Reunião técnica da Rede PCR é realizada para definir formações para 2018

Avaliadores educacionais e coordenação da Rede do Planejamento dos Planos de Carreira e Remuneração (PCR) reuniram-se nesta terça-feira, 6, em Palmas, para planejamento das formações e atividades da rede PCR para 2018, bem como para socialização das demandas elencadas na reunião dos coordenadores com a Diretoria de Valorização dos Profissionais da Educação (Divape) ocorrida no Ministério da Educação (MEC) em fevereiro deste ano.

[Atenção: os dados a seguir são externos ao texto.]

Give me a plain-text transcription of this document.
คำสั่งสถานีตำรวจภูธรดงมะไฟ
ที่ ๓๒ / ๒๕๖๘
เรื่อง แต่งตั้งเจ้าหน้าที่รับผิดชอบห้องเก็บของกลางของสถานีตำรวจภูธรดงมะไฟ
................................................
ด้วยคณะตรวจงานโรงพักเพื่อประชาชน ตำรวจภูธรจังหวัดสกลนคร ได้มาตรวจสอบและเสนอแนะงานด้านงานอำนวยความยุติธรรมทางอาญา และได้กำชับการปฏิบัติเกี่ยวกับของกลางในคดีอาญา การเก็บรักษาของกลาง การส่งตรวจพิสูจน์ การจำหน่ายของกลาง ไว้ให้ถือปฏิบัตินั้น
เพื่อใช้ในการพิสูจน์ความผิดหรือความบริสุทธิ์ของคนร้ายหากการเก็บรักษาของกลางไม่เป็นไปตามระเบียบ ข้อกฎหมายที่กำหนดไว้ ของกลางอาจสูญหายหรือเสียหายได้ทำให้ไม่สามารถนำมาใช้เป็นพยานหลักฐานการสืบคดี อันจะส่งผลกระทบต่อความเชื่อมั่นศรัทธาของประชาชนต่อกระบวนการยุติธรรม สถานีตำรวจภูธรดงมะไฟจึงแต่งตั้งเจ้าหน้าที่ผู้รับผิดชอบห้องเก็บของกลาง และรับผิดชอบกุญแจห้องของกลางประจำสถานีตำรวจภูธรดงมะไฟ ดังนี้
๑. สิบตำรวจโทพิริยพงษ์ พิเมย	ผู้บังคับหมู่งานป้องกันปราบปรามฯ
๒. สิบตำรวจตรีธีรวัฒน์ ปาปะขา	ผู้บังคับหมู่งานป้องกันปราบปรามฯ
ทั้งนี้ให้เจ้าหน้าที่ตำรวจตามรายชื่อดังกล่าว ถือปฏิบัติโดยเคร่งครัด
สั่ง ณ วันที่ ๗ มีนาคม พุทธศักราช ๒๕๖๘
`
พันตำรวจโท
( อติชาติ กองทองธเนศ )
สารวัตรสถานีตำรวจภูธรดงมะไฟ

Conforme Ângela Jungblut, gerente de Avaliação e Desempenho e coordenadora Estadual da Rede PCR da Secretaria de Estado da Educação, Juventude e Esportes, o objetivo de todo o trabalho consiste em oferecer apoio técnico para gestores e comissões educacionais. “Vamos dar continuidade às orientações às comissões instituídas do PCR em todos os municípios do Estado. Isso com vistas a atender o estabelecido na meta 18 do Plano Nacional de Educação, que aponta que todos os municípios devem ter seus PCRs elaborados ou adequados, de acordo com a lei do piso nacional”, ponderou.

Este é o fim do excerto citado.